I wonder if many children even learn nursery rhymes in 2011. The old chant of “tinker, tailor” led to this title and to other book and film titles (“Rich Man, Poor Man”) although the line “beggarman, thief” always sticks in my mind, from the shock value it offered during skipping and hopscotch games.
The original TV series had a leisurely pace to explore various themes around Cold War spying. It thrilled viewers with its curiously realistic and downbeat tones. Alec Guinness gave one of his greatest performances as washed up spy George Smiley, out of favour with his bosses and struggling to find the truth.

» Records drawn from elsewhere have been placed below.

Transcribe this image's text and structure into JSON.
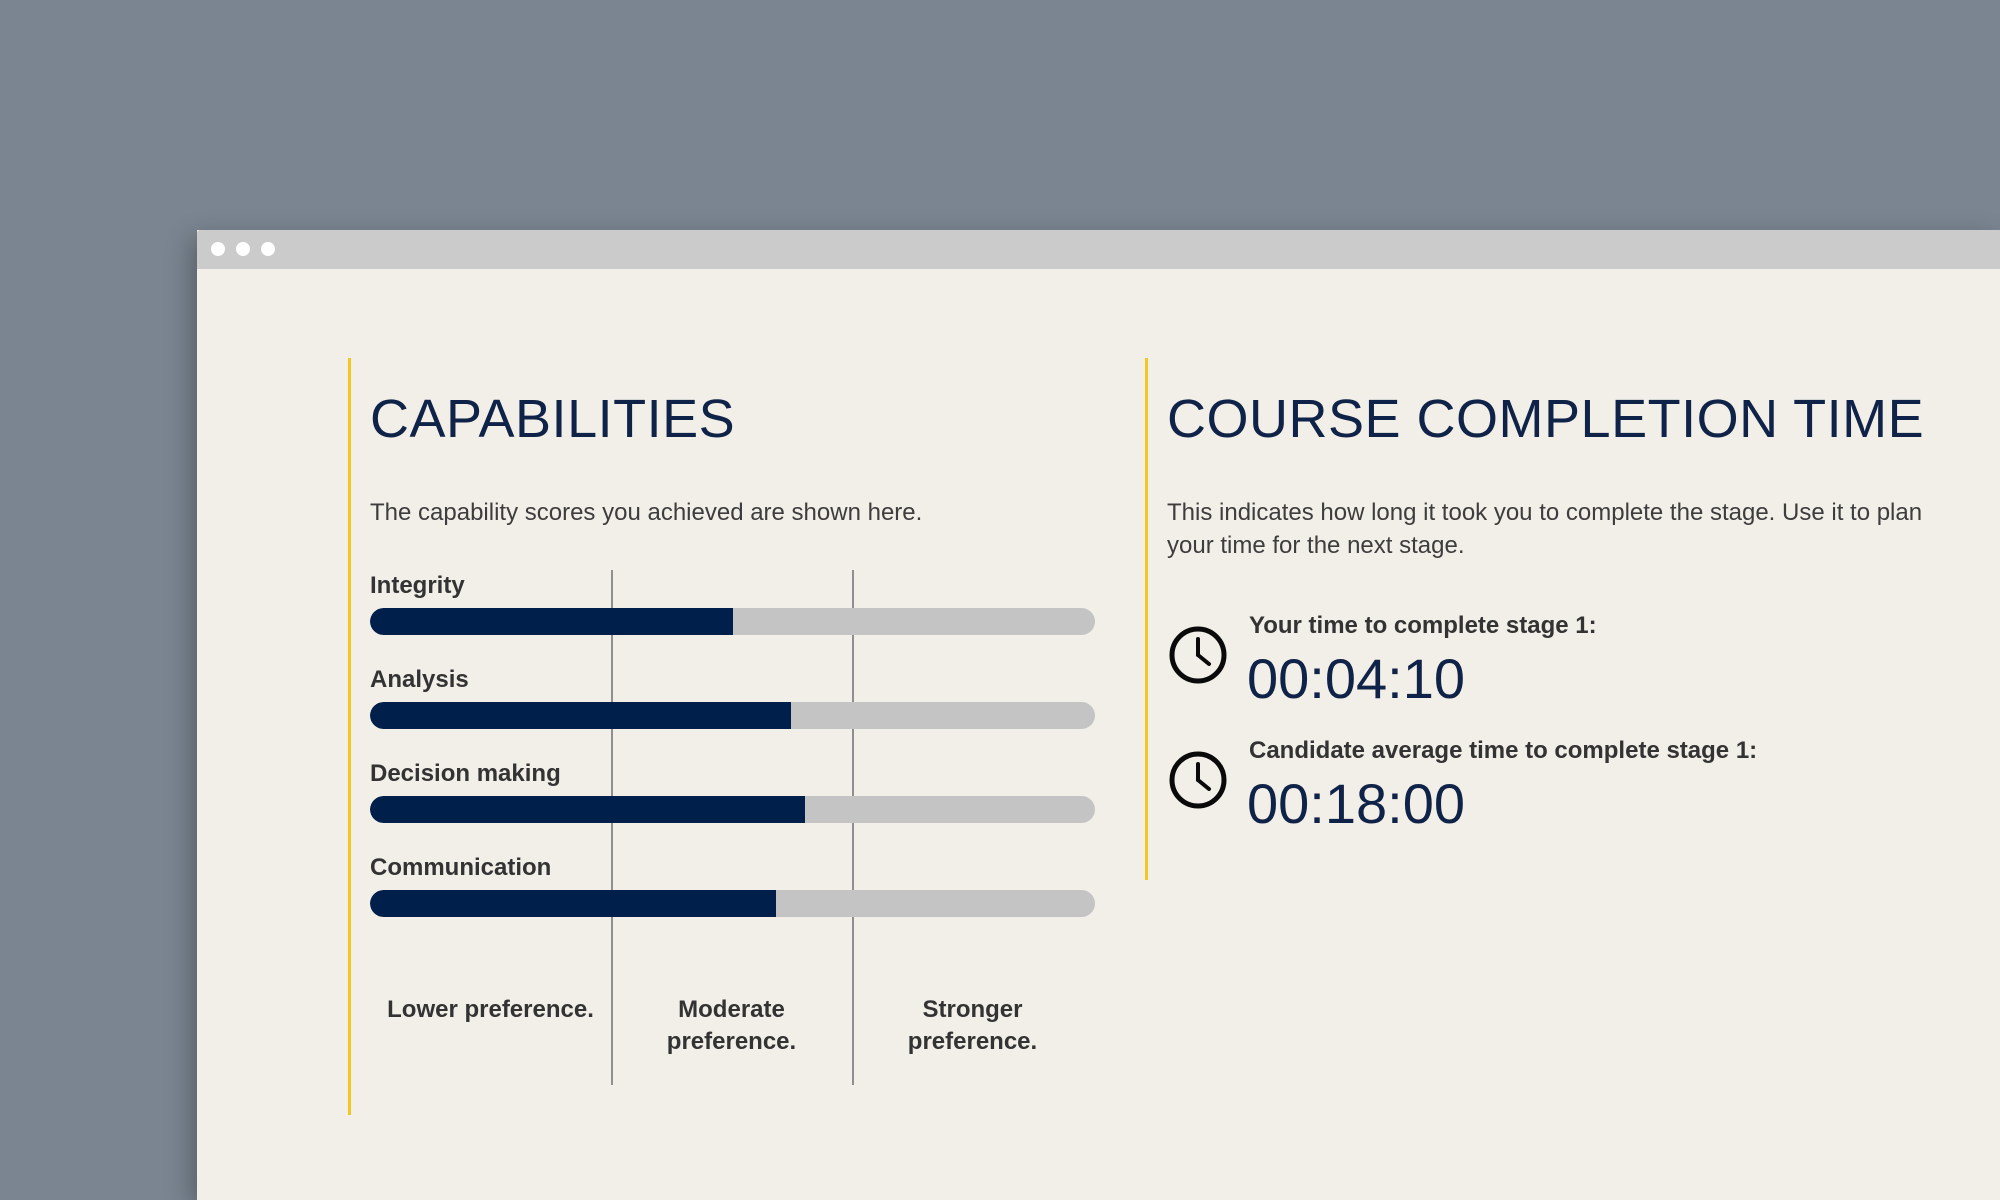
{
  "window": {
    "controls": [
      "close",
      "minimize",
      "maximize"
    ]
  },
  "capabilities": {
    "title": "CAPABILITIES",
    "description": "The capability scores you achieved are shown here.",
    "items": [
      {
        "label": "Integrity",
        "score": 0.5
      },
      {
        "label": "Analysis",
        "score": 0.58
      },
      {
        "label": "Decision making",
        "score": 0.6
      },
      {
        "label": "Communication",
        "score": 0.56
      }
    ],
    "preferences": [
      "Lower preference.",
      "Moderate preference.",
      "Stronger preference."
    ],
    "colors": {
      "fill": "#001f4a",
      "track": "#c4c4c4",
      "accent": "#f2c623"
    }
  },
  "completion": {
    "title": "COURSE COMPLETION TIME",
    "description": "This indicates how long it took you to complete the stage. Use it to plan your time for the next stage.",
    "times": [
      {
        "label": "Your time to complete stage 1:",
        "value": "00:04:10",
        "icon": "clock-icon"
      },
      {
        "label": "Candidate average time to complete stage 1:",
        "value": "00:18:00",
        "icon": "clock-icon"
      }
    ]
  }
}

Making a two-hour film from a much-loved and feted 18-hour TV series seems a tough challenge. This is a terrific film which deserves an Oscar for its star, Gary Oldman. I forgot Guinness within minutes and I adore Sir Alec.
You wait for one tour-de-force performance to come along and two come in this. Gary Oldman rivets your attention from his first appearance. But Tom Hardy as Ricky Tarr is absolutely amazing. He gives Oldman a run for his money. What an actor! In this and in “Warrior”, he is astonishing and you can’t look anywhere else when he is on screen.
I miss Ann Smiley in this movie, but Kathy Burke brings an incredible energy to Connie Sachs. It wasn’t a good era for girl power, after all.
Like Ann Smiley, Karla is merely a phantom and a photograph here and the lack of the “other side” feels like a gap.
Tomas Alfredson, who directed the brilliant horror movie “Let The Right One In” in 2008 – one of the few movies I saw at the cinema in that year – has a wonderful touch with light and dark and zooms in on the 1970s with great panache and flair. Yes, there are anachronisms, but the general feel of the time is accurate.
Not having laptops, email, mobiles and video games feels like another world, all symbolised by the slow movement of the document tray from floor to floor, via an elevator system.
Phones ring and people cross rooms to answer them. Gasp!
It’s another world.
Colin Firth and Mark Strong both put in strong performances, but they are phantasms, compared with Oldman and Hardy.
There are no car chases, explosions or modern CGI effects. Yet even the young men at the Stratford Picturhouse loved this. I found there were some long bits in the middle, but my attention span was fully engaged whenever Oldman or Hardy was on the screen.
The music is terrific and ratchets up the tension. All of the locations feel authentic.
See it or buy the DVD. It’s terrific.